Maybe my partial solution will help to clarify what I meant in the question.
Let's say you have a somewhat non-trivial parser:
class MyParser < Parslet::Parser
rule(:dollars) {
match('[0-9]').repeat(1).as(:dollars)
}
rule(:comma_separated_dollars) {
match('[0-9]').repeat(1, 3).as(:dollars) >> ( match(',') >> match('[0-9]').repeat(3, 3).as(:dollars) ).repeat(1)
}
rule(:cents) {
match('[0-9]').repeat(2, 2).as(:cents)
}
rule(:currency) {
(str('$') >> (comma_separated_dollars | dollars) >> str('.') >> cents).as(:currency)
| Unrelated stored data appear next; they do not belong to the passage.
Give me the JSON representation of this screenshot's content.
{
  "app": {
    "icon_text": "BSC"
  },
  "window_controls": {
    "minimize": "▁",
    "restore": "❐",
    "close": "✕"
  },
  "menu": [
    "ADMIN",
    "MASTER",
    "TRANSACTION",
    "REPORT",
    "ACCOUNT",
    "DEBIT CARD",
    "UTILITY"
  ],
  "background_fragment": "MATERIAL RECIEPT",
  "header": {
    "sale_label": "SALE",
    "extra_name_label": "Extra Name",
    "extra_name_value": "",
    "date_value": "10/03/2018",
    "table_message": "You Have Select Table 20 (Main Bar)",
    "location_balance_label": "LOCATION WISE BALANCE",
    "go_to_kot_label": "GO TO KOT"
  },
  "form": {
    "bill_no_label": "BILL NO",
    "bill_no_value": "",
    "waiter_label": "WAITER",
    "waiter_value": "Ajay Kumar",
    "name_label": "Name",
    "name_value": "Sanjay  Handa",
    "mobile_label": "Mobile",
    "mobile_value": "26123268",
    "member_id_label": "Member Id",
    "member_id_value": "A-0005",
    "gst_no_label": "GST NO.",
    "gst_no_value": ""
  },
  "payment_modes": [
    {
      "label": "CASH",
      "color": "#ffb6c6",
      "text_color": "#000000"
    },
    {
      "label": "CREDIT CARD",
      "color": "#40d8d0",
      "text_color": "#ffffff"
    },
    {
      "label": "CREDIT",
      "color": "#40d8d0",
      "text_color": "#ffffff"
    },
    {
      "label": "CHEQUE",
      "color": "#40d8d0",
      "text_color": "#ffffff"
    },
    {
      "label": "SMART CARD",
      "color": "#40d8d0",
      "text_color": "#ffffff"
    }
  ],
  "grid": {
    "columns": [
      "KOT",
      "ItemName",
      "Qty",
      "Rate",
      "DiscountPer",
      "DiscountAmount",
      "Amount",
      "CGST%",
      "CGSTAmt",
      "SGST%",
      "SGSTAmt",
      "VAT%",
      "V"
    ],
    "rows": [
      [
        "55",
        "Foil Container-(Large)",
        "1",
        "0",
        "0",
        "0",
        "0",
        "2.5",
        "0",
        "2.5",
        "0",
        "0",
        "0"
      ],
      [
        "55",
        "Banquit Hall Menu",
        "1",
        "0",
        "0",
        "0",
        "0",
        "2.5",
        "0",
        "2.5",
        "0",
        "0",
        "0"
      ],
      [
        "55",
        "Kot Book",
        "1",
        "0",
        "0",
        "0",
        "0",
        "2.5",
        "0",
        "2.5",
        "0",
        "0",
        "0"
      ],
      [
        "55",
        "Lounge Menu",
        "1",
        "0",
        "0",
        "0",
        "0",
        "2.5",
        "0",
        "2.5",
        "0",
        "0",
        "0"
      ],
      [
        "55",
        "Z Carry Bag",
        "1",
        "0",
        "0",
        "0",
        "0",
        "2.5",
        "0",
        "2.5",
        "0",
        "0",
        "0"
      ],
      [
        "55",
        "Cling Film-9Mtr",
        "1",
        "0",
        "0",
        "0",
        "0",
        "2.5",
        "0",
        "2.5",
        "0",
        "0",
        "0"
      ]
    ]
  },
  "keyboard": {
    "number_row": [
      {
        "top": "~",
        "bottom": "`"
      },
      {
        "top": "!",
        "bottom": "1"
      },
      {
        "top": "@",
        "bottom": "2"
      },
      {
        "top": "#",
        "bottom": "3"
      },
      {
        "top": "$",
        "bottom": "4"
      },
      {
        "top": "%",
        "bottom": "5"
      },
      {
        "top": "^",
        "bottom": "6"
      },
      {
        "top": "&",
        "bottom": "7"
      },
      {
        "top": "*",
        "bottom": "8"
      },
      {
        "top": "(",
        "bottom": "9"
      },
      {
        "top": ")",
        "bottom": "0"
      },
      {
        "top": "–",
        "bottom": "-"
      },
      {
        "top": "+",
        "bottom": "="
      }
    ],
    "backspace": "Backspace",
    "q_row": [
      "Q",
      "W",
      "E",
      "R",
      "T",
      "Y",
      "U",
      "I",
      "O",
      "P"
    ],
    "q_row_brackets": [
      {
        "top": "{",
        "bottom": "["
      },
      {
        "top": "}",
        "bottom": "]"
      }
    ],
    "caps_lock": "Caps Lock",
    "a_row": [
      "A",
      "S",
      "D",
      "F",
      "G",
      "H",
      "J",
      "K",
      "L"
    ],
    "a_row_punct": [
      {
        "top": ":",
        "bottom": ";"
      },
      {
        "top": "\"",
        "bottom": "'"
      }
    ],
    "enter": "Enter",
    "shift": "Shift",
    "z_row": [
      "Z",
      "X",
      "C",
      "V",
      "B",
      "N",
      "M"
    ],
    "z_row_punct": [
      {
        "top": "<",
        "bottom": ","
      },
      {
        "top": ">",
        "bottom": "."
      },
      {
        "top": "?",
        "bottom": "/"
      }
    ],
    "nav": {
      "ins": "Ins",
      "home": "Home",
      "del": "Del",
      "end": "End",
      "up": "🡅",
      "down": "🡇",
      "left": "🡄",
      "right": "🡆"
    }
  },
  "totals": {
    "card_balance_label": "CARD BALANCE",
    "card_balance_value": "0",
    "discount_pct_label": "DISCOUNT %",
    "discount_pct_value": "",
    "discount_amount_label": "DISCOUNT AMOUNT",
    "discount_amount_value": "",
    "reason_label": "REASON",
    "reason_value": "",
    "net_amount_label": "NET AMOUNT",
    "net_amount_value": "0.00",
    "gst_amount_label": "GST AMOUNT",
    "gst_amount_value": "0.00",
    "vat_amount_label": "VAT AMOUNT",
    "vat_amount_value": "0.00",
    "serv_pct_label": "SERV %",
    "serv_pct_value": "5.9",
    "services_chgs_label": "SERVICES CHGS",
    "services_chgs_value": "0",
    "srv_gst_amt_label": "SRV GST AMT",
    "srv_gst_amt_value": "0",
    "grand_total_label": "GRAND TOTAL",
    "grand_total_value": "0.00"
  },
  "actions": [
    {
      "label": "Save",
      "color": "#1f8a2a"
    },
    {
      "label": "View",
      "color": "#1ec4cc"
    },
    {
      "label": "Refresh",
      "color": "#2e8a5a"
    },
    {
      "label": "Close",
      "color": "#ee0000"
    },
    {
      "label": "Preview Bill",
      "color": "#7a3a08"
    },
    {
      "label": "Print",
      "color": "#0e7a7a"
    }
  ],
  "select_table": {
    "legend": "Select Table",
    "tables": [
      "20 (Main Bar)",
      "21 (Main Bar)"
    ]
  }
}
# order is important in (comma_separated_dollars | dollars)
}
end
Now if we want to parse a fixed-width Currency string; this isn't the easiest thing to do. Of course, you could figure out exactly how to express the repeat expressions in terms of the final width, but it gets really unnecessarily tricky, especially in the comma separated case. Also, in my use case, currency is really just one example. I want to be able to have an easy way to come up with fixed-width definitions for adresses, zip codes, etc....
This seems like something that should be handle-able by a PEG. I managed to write a prototype version, using Lookahead as a template:
class FixedWidth < Parslet::Atoms::Base
attr_reader :bound_parslet
attr_reader :width
def initialize(width, bound_parslet) # :nodoc:
super()
@width = width
@bound_parslet = bound_parslet
@error_msgs = {
:premature => "Premature end of input (expected #{width} characters)",
:failed => "Failed fixed width",
}
end
def try(source, context) # :nodoc:
pos = source.pos
teststring = source.read(width).to_s
if (not teststring) || teststring.size != width
return error(source, @error_msgs[:premature]) #if not teststring && teststring.size == width
end
fakesource = Parslet::Source.new(teststring)
value = bound_parslet.apply(fakesource, context)
return value if not value.error?
source.pos = pos
return error(source, @error_msgs[:failed])
end
def to_s_inner(prec) # :nodoc:
"FIXED-WIDTH(#{width}, #{bound_parslet.to_s(prec)})"
end
def error_tree # :nodoc:
Parslet::ErrorTree.new(self, bound_parslet.error_tree)
end
end
# now we can easily define a fixed-width currency rule:
class SHPParser
rule(:currency15) {
FixedWidth.new(15, currency >> str(' ').repeat)
}
end
Of course, this is a pretty hacked solution. Among other things, line numbers and error messages are not good inside of a fixed width constraint. I would love to see this idea implemented in a better fashion.